Situationen wie jetzt, die gern ins Feld geführt werden – Krisen an Finanzmärkten, Turbulenzen –, sind natürlich Ausnahmesituationen. Den Zusammenbruch des Finanzsystems können wir nicht zulassen, weil das nachhaltig negative Wirkungen auf unsere Realwirtschaft hätte. Das wäre also ein Punkt, der bei einem Verschuldungsverbot ausgenommen wäre.
Meine sehr verehrten Damen und Herren, unstrittig ist dabei weiter, dass wir ein Frühwarnsystem brauchen. Das heißt, es muss ein Controlling der Zahlen geben. Und was uns auch wichtig ist: Ohne Sanktionen wird ein Verschuldungsverbot nicht umsetzbar oder nicht praktikabel sein.
Damit, meine sehr verehrten Damen und Herren, sind wir im Prinzip jetzt am Kern der Reform, an dem sich dann auch der Erfolg oder Misserfolg der Reform messen lassen muss. Wenn es nicht gelingt, ein Verschuldungsverbot, das auch wirklich durchsetzbar ist, zu etablieren, dann sehe ich letzten Endes für die Zukunft des Föderalismus dunkle Gewitterwolken aufziehen. Denn man sollte nicht glauben, dass die Menschen in unserem Land das nicht beobachten und dass gerade Menschen in einem Geberland wie Baden-Württemberg nicht sagen: Kann es eigentlich sein, dass unsere Steuereinnahmen umverteilt werden, dass andere Länder wie das Saarland, das am Tropf des Länderfinanzausgleichs und der Bundesergänzungszuweisungen hängt, einen kostenlosen Kindergartenplatz einführen können und wir nicht?
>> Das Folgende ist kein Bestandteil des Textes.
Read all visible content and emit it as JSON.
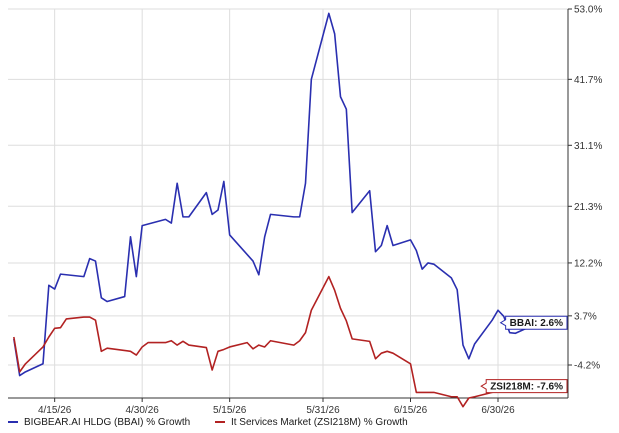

Dass man das so nicht laufen lassen kann, zeigen europäische Nachbarländer. Schauen wir doch einmal nach Italien. Was ist dort mit dem Tropf Mezzogiorno und den Norditalienern passiert? Die sind auf die Straße gegangen – mit verheerenden Folgen für die Einheit des italienischen Gesamtstaats. Schauen wir einmal nach Belgien. Belgien zerfällt. Wenn man den Zerfall vermeiden will – und ich möchte ihn vermeiden, weil mir die Einheit der Bundesrepublik Deutschland besonders wichtig ist –, dann muss man die finanziellen Verhältnisse in der Bundesrepublik Deutschland auch mit einer Neuregelung des Länderfinanzausgleichs und mit einem Verschuldungsverbot auf eine neue Grundlage stellen. Dafür werbe ich, dafür werben wir als FDP/DVP, liebe Kolleginnen und Kollegen.
Dabei haben wir es sehr bedauert, dass zu wenig über die Frage gesprochen wird: Wie kann man die Möglichkeit von Länderneugliederungen erleichtern? Das ist ja auch ausgeblendet worden. Man hat gesagt, das sei zu kompliziert, zu schwierig. Aber wir meinen, das sollte doch noch im Hinterkopf behalten werden.
Denn eine Länderneugliederung – hier in Baden-Württemberg haben wir es vorgemacht – kann auch dazu beitragen, dass
Ich fasse zusammen: Es sind viele gute Dinge in der Föderalismuskommission I erreicht worden. Es sind viele gute Vorschläge in der Föderalismuskommission II im Gespräch. Wir hoffen und wünschen, dass es nun gelingt, die entscheidenden Durchbrüche zu erzielen. Dafür wünschen wir Ihnen, sehr geehrter Herr Ministerpräsident, und allen anderen Mitgliedern der Kommission einen guten Erfolg, weil dies gerade auch im Interesse unseres Landes Baden-Württemberg liegt. Nachdem in der Föderalismusreform I der große Wurf gelungen ist, sollten wir gemeinsam als Baden-Württemberger noch einmal alles daransetzen, dass die Reform nicht zu kurz springt, sondern auch die finanziellen Grundlagen der Bundesrepublik Deutschland mit einem großen Wurf zukunftsfähig neu geregelt werden.